MONTREAL — The Solidarity Fund, a union-backed investment fund, plans to sell off its 11.2 percent share in Montreal-based Gildan Activewear Inc. over allegations the T-shirt manufacturer fired about three dozen workers who were trying to unionize the company’s sewing plant in Honduras.

This story first appeared in the November 14, 2003 issue of WWD. Subscribe Today.

The fund said Wednesday it will dispose of its 2.5 million class A subordinate shares, worth about $70 million, in an orderly fashion over the next 12 to 24 months.

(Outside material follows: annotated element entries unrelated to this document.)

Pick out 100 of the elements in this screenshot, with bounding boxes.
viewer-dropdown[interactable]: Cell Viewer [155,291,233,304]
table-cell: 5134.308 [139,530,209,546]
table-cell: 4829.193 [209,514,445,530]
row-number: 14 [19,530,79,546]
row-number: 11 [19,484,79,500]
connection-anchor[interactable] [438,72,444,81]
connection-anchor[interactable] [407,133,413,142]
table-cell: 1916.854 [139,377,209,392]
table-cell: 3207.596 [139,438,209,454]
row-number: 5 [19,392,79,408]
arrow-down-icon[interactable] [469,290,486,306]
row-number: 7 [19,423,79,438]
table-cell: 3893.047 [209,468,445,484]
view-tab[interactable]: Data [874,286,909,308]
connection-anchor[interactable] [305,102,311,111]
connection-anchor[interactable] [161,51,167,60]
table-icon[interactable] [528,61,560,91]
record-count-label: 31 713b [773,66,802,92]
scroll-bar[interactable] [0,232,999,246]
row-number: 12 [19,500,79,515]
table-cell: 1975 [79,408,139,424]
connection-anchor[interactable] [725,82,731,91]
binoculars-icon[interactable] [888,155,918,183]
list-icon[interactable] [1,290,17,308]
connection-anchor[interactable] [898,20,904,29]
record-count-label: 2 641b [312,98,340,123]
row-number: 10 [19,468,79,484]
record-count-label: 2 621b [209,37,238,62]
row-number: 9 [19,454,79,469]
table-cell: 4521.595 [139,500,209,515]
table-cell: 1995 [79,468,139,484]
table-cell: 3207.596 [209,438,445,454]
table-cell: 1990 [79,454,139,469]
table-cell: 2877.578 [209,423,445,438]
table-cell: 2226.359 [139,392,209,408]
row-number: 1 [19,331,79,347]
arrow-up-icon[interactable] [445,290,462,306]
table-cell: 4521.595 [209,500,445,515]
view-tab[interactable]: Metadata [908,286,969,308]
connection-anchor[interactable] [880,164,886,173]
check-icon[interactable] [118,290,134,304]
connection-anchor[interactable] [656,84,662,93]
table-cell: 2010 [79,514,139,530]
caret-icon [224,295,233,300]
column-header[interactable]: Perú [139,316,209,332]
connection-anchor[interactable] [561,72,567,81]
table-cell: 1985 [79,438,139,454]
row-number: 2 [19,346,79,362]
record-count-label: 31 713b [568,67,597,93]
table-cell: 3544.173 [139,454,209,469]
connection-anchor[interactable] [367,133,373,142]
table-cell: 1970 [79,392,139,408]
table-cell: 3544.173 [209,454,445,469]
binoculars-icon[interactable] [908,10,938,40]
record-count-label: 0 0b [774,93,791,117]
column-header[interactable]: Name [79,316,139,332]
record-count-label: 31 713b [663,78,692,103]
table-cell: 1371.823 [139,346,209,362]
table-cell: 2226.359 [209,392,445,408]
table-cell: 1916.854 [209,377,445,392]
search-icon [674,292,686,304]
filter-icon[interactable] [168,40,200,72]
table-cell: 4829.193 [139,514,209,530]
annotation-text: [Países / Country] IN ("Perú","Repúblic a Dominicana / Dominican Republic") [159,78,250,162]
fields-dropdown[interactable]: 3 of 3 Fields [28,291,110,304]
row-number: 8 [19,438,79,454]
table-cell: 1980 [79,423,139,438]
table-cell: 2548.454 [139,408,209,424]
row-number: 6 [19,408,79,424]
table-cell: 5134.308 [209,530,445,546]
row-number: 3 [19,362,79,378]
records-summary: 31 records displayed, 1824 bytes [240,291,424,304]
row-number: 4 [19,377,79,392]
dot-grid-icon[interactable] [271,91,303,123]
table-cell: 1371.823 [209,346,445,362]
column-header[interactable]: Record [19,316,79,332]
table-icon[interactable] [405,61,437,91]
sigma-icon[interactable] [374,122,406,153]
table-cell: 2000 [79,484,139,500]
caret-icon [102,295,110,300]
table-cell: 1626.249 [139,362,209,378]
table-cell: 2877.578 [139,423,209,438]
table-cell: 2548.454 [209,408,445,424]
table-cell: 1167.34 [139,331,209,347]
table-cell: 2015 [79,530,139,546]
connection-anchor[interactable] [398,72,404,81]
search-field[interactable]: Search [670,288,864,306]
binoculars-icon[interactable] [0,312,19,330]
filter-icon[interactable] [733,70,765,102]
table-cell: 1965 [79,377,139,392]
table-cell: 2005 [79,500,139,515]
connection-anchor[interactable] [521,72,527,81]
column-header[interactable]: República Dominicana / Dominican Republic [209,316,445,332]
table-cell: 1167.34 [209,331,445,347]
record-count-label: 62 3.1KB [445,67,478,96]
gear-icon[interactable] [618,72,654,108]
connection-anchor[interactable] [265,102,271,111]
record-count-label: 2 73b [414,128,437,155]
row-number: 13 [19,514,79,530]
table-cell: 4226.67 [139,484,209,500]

In addition, the fund’s representative on Gildan’s board has resigned.

Gildan shares fell 47 cents to $27.39 on the New York Stock Exchange Thursday.

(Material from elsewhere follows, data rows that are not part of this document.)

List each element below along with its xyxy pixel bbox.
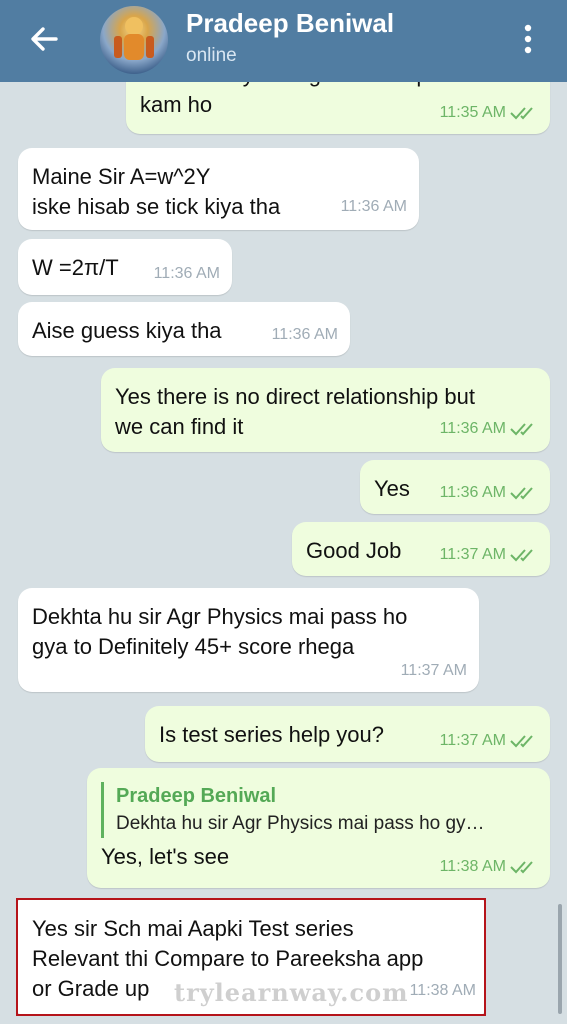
message-time: 11:37 AM bbox=[400, 662, 467, 679]
double-check-icon bbox=[510, 487, 533, 500]
more-vert-icon[interactable] bbox=[516, 22, 540, 56]
scrollbar[interactable] bbox=[558, 904, 562, 1014]
message-incoming[interactable]: Maine Sir A=w^2Y iske hisab se tick kiya… bbox=[18, 148, 419, 230]
message-outgoing[interactable]: Yes there is no direct relationship but … bbox=[101, 368, 550, 452]
double-check-icon bbox=[510, 423, 533, 436]
message-time: 11:37 AM bbox=[440, 540, 538, 570]
contact-avatar[interactable] bbox=[100, 6, 168, 74]
message-time: 11:36 AM bbox=[153, 265, 220, 282]
contact-name[interactable]: Pradeep Beniwal bbox=[186, 8, 394, 39]
chat-header: Pradeep Beniwal online bbox=[0, 0, 567, 82]
chat-area[interactable]: Aur velocity badegi toh time period kam … bbox=[0, 82, 567, 1024]
avatar-image bbox=[114, 17, 154, 60]
message-time: 11:36 AM bbox=[440, 478, 538, 508]
message-time: 11:38 AM bbox=[440, 852, 538, 882]
reply-quote[interactable]: Pradeep Beniwal Dekhta hu sir Agr Physic… bbox=[101, 782, 536, 838]
message-line: Maine Sir A=w^2Y bbox=[32, 164, 211, 189]
message-outgoing[interactable]: Is test series help you? 11:37 AM bbox=[145, 706, 550, 762]
contact-status: online bbox=[186, 45, 237, 66]
message-outgoing[interactable]: Good Job 11:37 AM bbox=[292, 522, 550, 576]
message-outgoing[interactable]: Yes 11:36 AM bbox=[360, 460, 550, 514]
message-incoming[interactable]: Aise guess kiya tha 11:36 AM bbox=[18, 302, 350, 356]
double-check-icon bbox=[510, 549, 533, 562]
reply-text: Dekhta hu sir Agr Physics mai pass ho gy… bbox=[116, 813, 485, 834]
message-incoming[interactable]: W =2π/T 11:36 AM bbox=[18, 239, 232, 295]
double-check-icon bbox=[510, 735, 533, 748]
double-check-icon bbox=[510, 107, 533, 120]
watermark: trylearnway.com bbox=[174, 978, 409, 1007]
message-time: 11:36 AM bbox=[340, 198, 407, 215]
message-time: 11:36 AM bbox=[271, 326, 338, 343]
message-outgoing-reply[interactable]: Pradeep Beniwal Dekhta hu sir Agr Physic… bbox=[87, 768, 550, 888]
back-arrow-icon[interactable] bbox=[28, 23, 60, 55]
message-line: Dekhta hu sir Agr Physics mai pass ho bbox=[32, 604, 408, 629]
message-time: 11:37 AM bbox=[440, 726, 538, 756]
message-line: Aur velocity badegi toh time period bbox=[140, 82, 536, 90]
double-check-icon bbox=[510, 861, 533, 874]
message-incoming[interactable]: Dekhta hu sir Agr Physics mai pass ho gy… bbox=[18, 588, 479, 692]
message-time: 11:35 AM bbox=[440, 98, 538, 128]
message-line: Yes there is no direct relationship but bbox=[115, 384, 475, 409]
reply-sender: Pradeep Beniwal bbox=[116, 785, 277, 807]
message-time: 11:36 AM bbox=[440, 414, 538, 444]
message-outgoing[interactable]: Aur velocity badegi toh time period kam … bbox=[126, 82, 550, 134]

“These decisions stem from a fundamental disagreement between the fund and Gildan with respect to employees who were fired last year in Honduras,” the fund said in a statement. “The fund believes that Gildan hindered the workers’ right to association recognized in Honduras.”

The company denied it had fired any workers related to union activity.

“We’re always laying off or hiring based on our needs,” said company executive vice president and chief financial officer Laurence Sellyn. “Last year we laid off 200 workers and the fund claims that 38 of them may have been trying to organize a union, but we never received any notification to that effect.”

Earlier this month, Gildan announced it became the first Canadian company and first blank T-shirt manufacturer to become a member of the Washington-based Fair Labor Association that promotes adherence to international labor standards.

The Solidarity Fund is a development capital fund created in 1983 by the Quebec Federation of Labor, Quebec’s largest union, to help create and maintain jobs in small and medium-size businesses in the province, while offering shareholders a fair return. It currently has more than 550,000 shareholders and has $3.5 billion in assets under management.

Gildan also recently said it has formed a 50-50 joint venture with one of its existing suppliers, Frontier Spinning Mills of Sanford, N.C., to acquire the assets of Harriet & Henderson Yarns of Cedartown, Ga. That company recently filed for Chapter 11. The total cost of the deal is about $12.5 million, which represents a significant discount from book value, according to Sellyn. He said the entire output at Cedartown of 800,000 pounds per week will support Gildan’s ongoing operations in Honduras.